By Air: Madurai (145 km.) and Cochin (190 km.)
By Rail: Kottayam (114 km.) on the Ernakulam-Thiruvananthapuram line.
By Road: From Madurai or Cochin cars can be hired. Kottayam is the nearest major town, 115 km. to the west. Buses leave every half hour for the four-hour journey. From Thiruvanthapuram (271 km.), two direct buses leave daily for the eight-hour journey. Buses between Ernakulam and Kumily leave every half hour for the six-hour journey.
Within the reserve: Diesel boats cruise the waters, enabling visitors to watch wild animals from a distance without alarming them too much. A small part of the forest is also accessible to those in search of more adventure in the way of long jungle walks.
The main facility is two-hour boat tours at Rs. 25/- on the lower deck and Rs. 50/- on the upper deck on the boat run by Kerala Tourism. Tickets for the Forest Department boats are at Rs. 15/-per person.

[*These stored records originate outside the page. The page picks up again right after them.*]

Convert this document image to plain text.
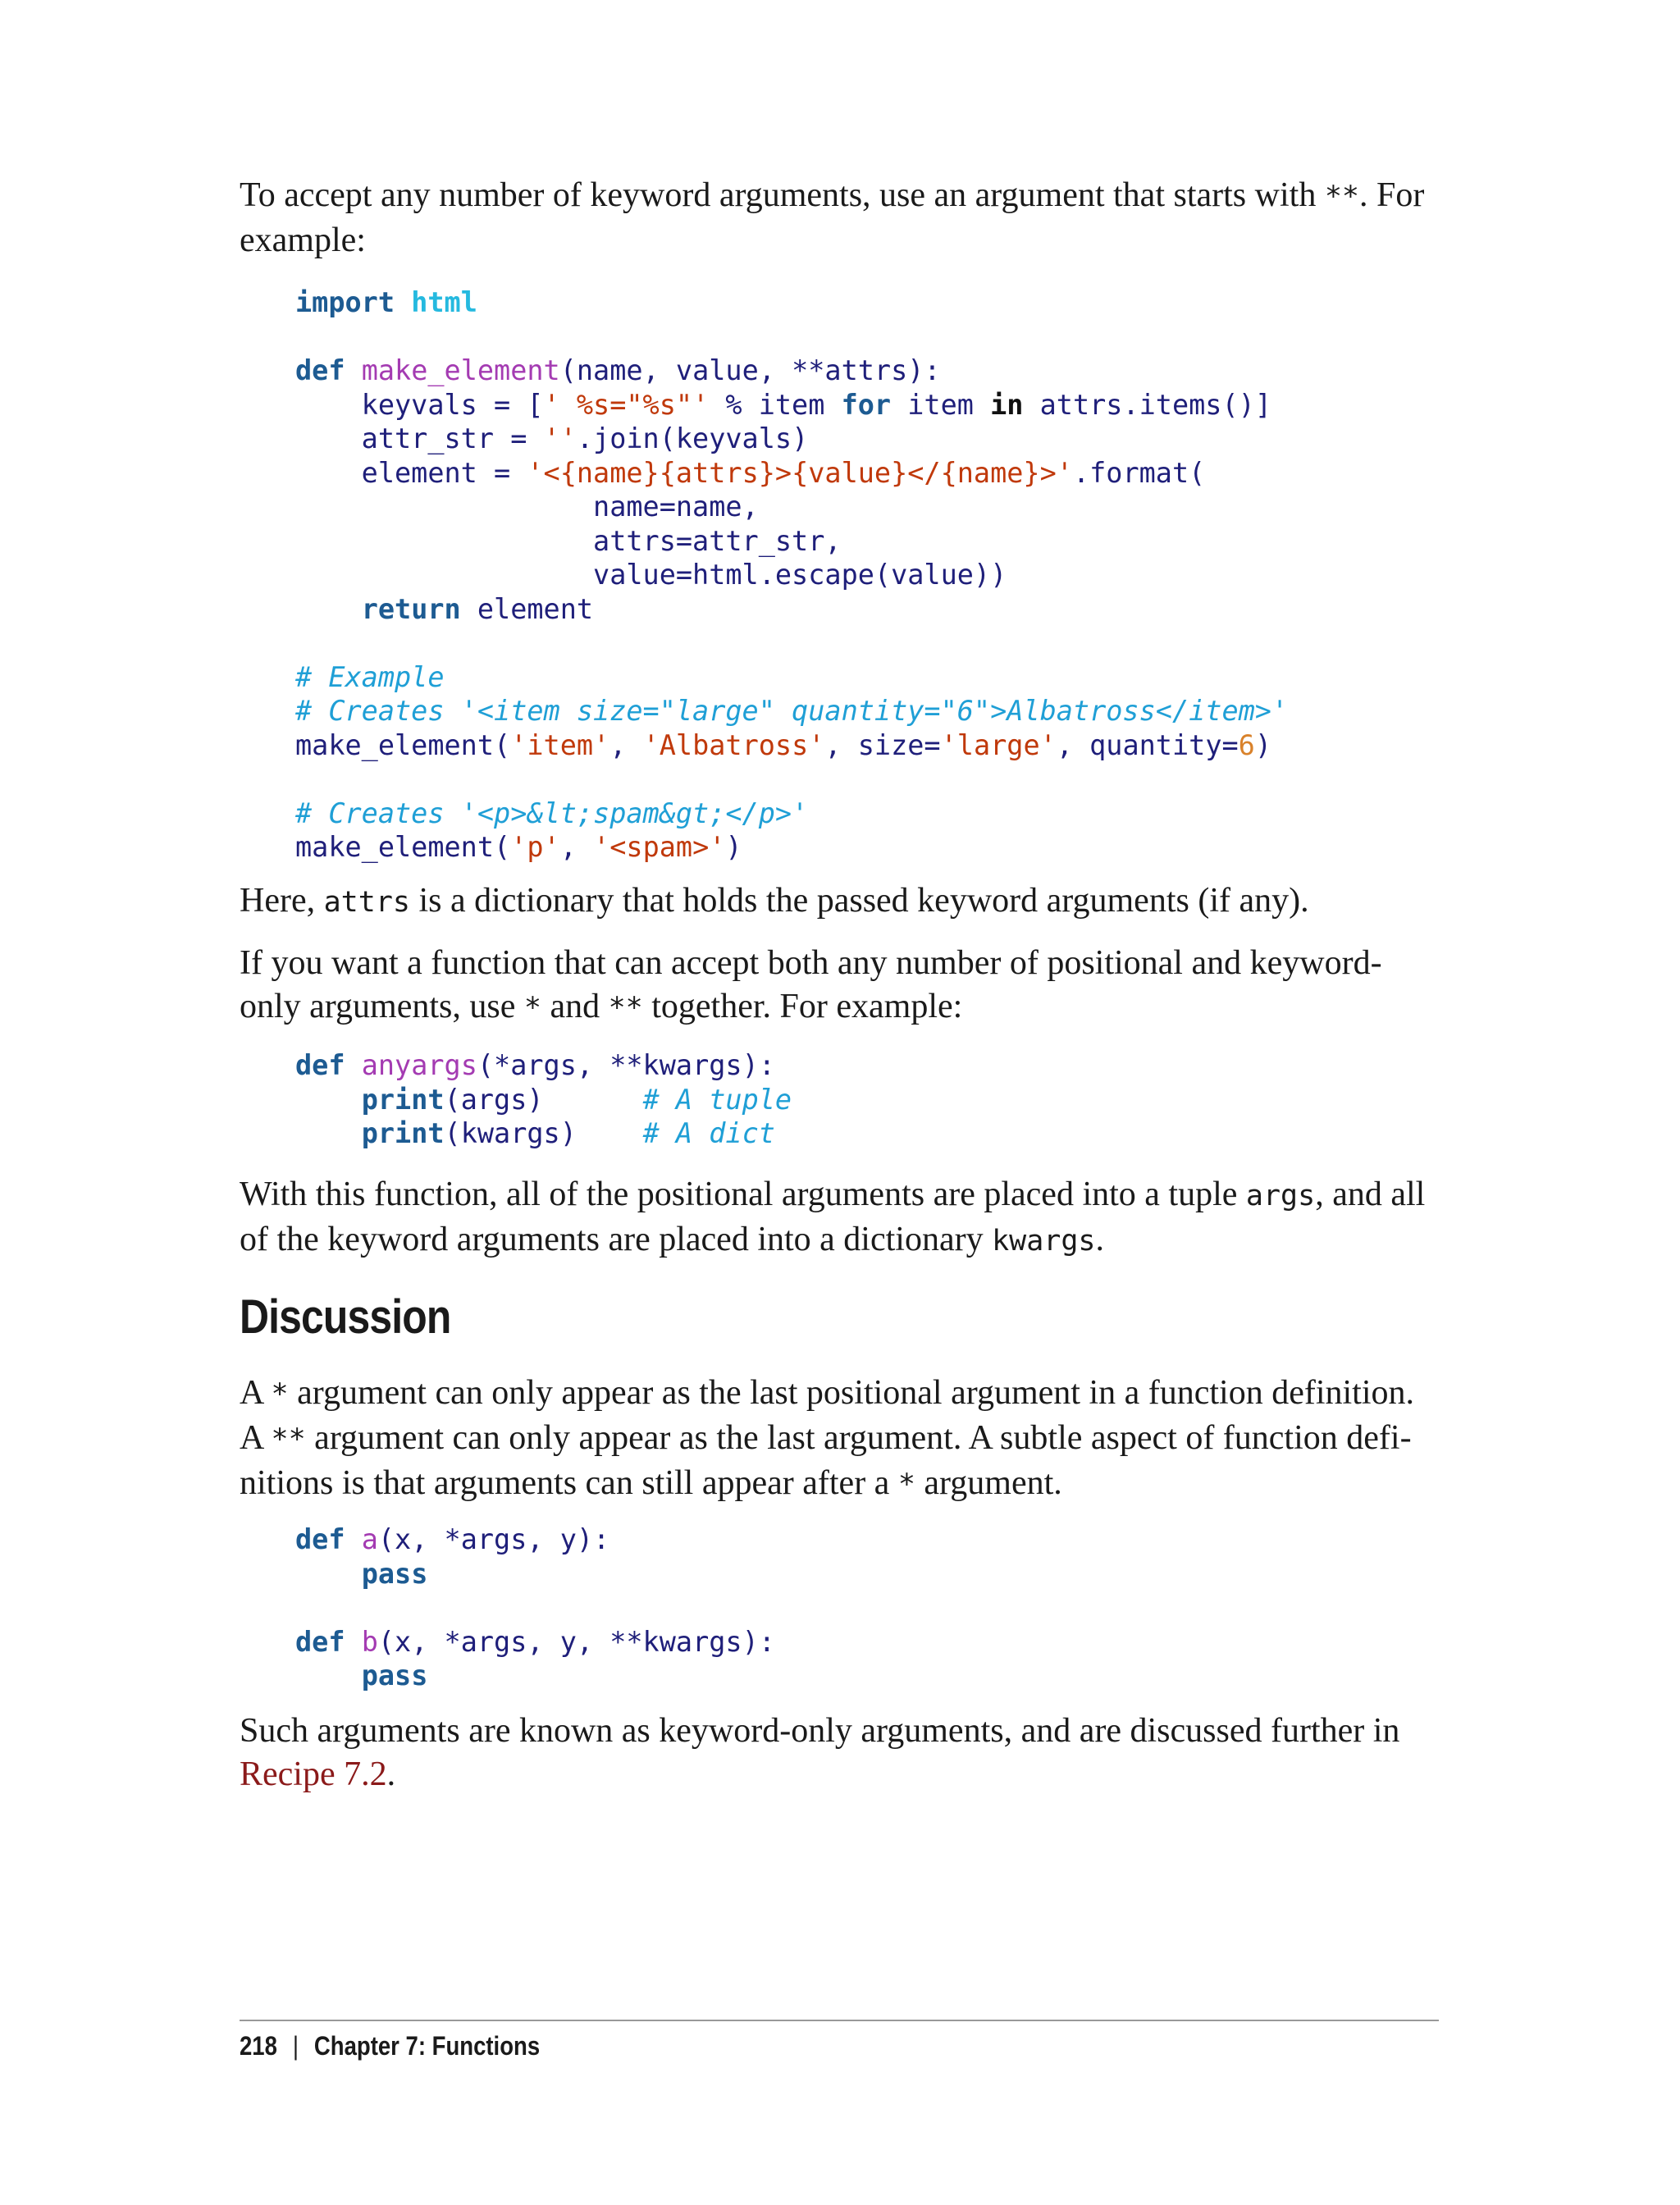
To accept any number of keyword arguments, use an argument that starts with **. For example:

import html

def make_element(name, value, **attrs):
keyvals = [' %s="%s"' % item for item in attrs.items()]
attr_str = ''.join(keyvals)
element = '<{name}{attrs}>{value}</{name}>'.format(
name=name,
attrs=attr_str,
value=html.escape(value))
return element

# Example
# Creates '<item size="large" quantity="6">Albatross</item>'
make_element('item', 'Albatross', size='large', quantity=6)

# Creates '<p>&lt;spam&gt;</p>'
make_element('p', '<spam>')

Here, attrs is a dictionary that holds the passed keyword arguments (if any).

If you want a function that can accept both any number of positional and keyword-only arguments, use * and ** together. For example:

def anyargs(*args, **kwargs):
print(args)      # A tuple
print(kwargs)    # A dict

With this function, all of the positional arguments are placed into a tuple args, and all of the keyword arguments are placed into a dictionary kwargs.

Discussion

A * argument can only appear as the last positional argument in a function definition. A ** argument can only appear as the last argument. A subtle aspect of function definitions is that arguments can still appear after a * argument.

def a(x, *args, y):
pass

def b(x, *args, y, **kwargs):
pass

Such arguments are known as keyword-only arguments, and are discussed further in Recipe 7.2.

218 | Chapter 7: Functions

Charter boats are also available.
Most boats are navigated by expert pilots, and if you are lucky to get a particularly enthusiastic and talented one you will be able to approach birds, otters and turtles quite close to their tree stump perches. You might even be able to venture inside the smaller creeks, from where the densely wooded forests are also more visible.
If you wish to have a more serious natural history trek or camp inside the forest ask for a guide from the Wildlife Information Centre.